Valorization of pyrolytic lignin to fuels and chemicals is still poorly understood due to its ill-defined structure and the complexity of the decomposition chemistry. To shed some light on the dominant reaction pathways of lignin thermolysis, novel experimental and first-principles based calculations of its building blocks have been carried out. Pyrolysis chemistry of hydroxycinnamic acids is investigated in this work using a unique Py-GC × GC-FID/TOF-MS coupled with a customized GC to detect water and gases, to gain an understanding of the role of the branching ratios in lignin and its linkages with hemicellulose. Mean residence times of cinnamic and ferulic acids were estimated to be 12 and 21 s at 573 K, based on time-resolved experiments. Cinnamic acid undergoes a CO₂ elimination reaction at temperatures higher than 873 K without an intermediate liquid phase. At temperatures as low as 573 K, –OH and –OCH₃ substituted cinnamic acids underwent decarboxylation despite bearing similar BDEs for Cβ–Cγ scission. At these temperatures, p-coumaric and ferulic acids were converted into 4-vinylphenol and 4-vinylguaiacol by 40 wt% and 30 wt%, respectively. On the other hand, sinapinic acid converted nearly by 80 wt% at temperatures below its boiling point of 676 K. In conjunction with novel quantum chemical calculations, it could be ruled out that decarboxylation was not occurring via concerted unimolecular reactions at low temperatures. Instead, water-catalyzed reactions of hydroxycinnamic acids seem to be the primary cause for the CO₂ elimination in the intermediate liquid phase via a 6-centered transition state.
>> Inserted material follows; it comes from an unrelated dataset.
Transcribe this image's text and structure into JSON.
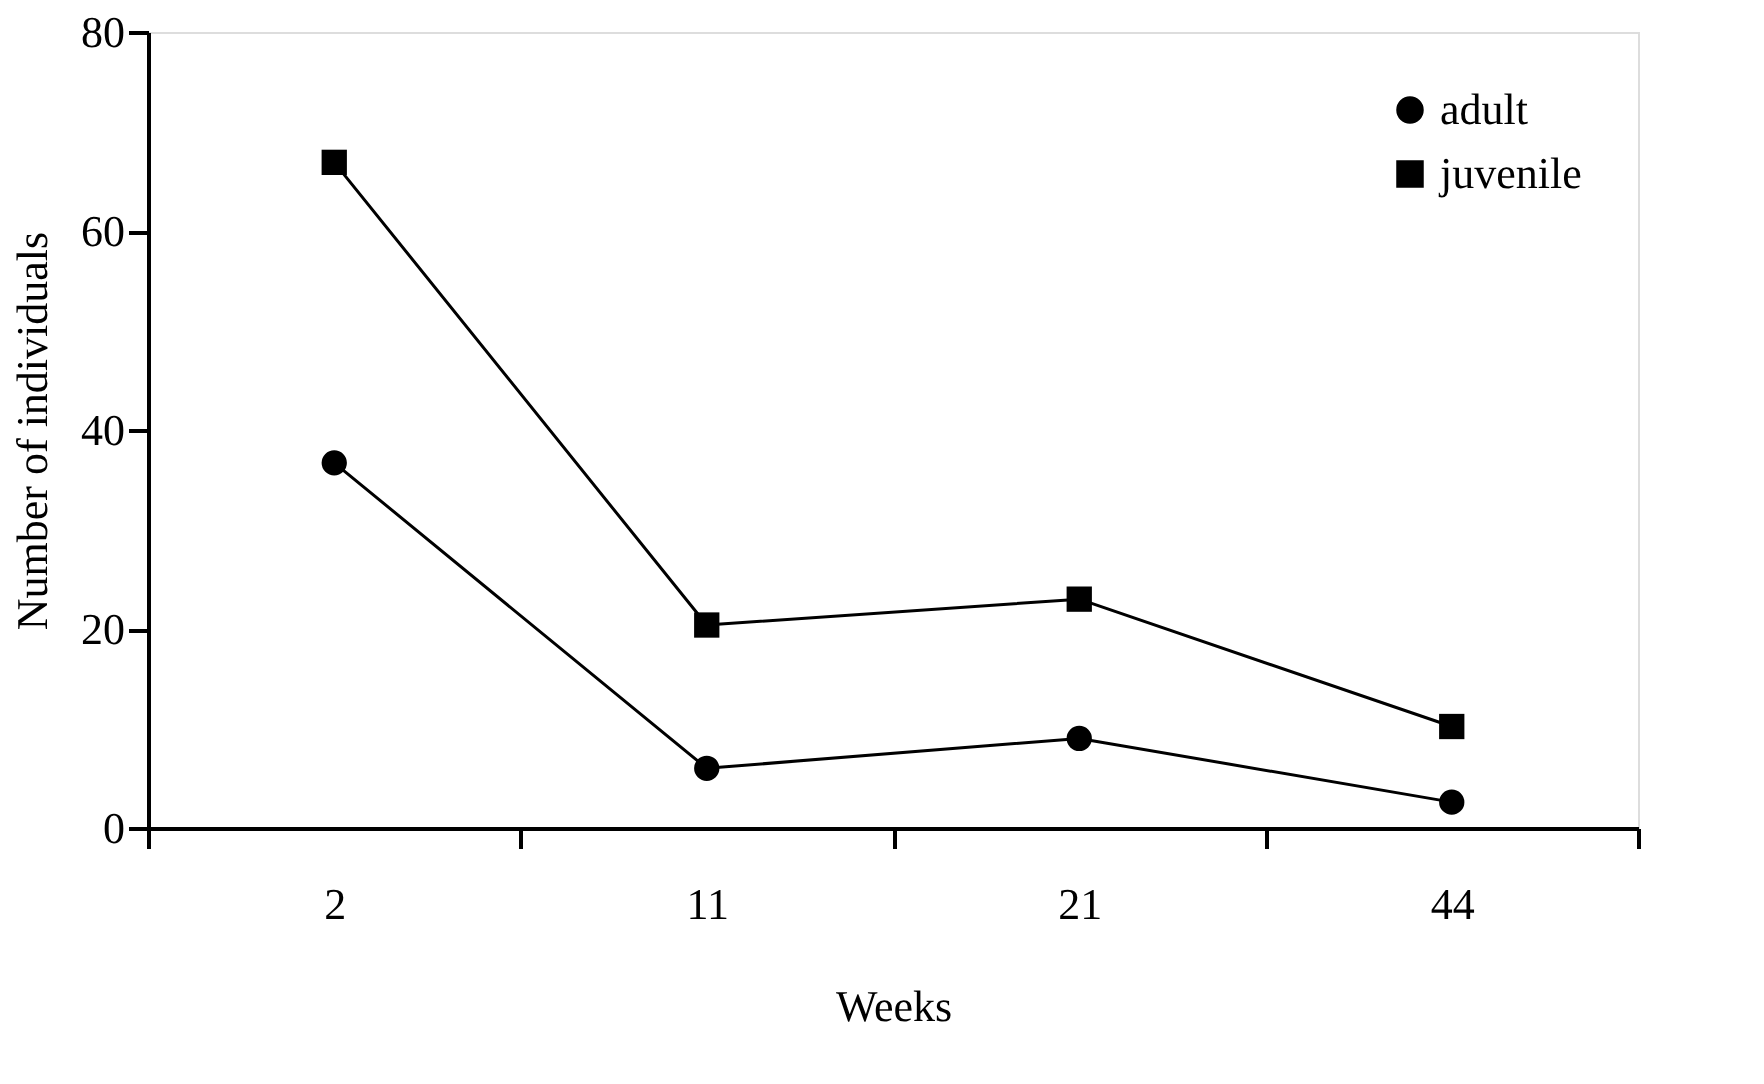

由于热解木质素的结构不明确以及分解化学的复杂性，人们对热解木质素在燃料和化学品中的价位了解仍然很少。为了阐明木质素热解的主要反应途径，已经进行了基于新的实验和第一性原理的木质素构建单元的计算。在这项工作中，使用独特的Py-GC×GC-FID / TOF-MS和定制的GC来检测水和气体，从而研究了羟基肉桂酸的热解化学，以了解木质素及其分子中支化比的作用。与半纤维素的联系。根据时间分辨实验，肉桂酸和阿魏酸的平均停留时间在573 K下估计为12和21 s。肉桂酸经历了CO ₂在没有中间液相的情况下，在高于873 K的温度下进行消除反应。在低至573 K的温度下，–OH和–OCH ₃取代的肉桂酸经历了脱羧，尽管Cβ–Cγ断裂具有相似的BDE。在这些温度下，对香豆酸和阿魏酸分别以40重量％和30重量％转化为4-乙烯基苯酚和4-乙烯基愈创木酚。另一方面，芥子酸在低于其沸点676 K的温度下转化了将近80 wt％。结合新颖的量子化学计算，可以排除脱羧不是在低温下通过协同的单分子反应而发生的。相反，羟基肉桂酸的水催化反应似乎是CO _2的主要原因。 在中间液相中通过6中心过渡态消除。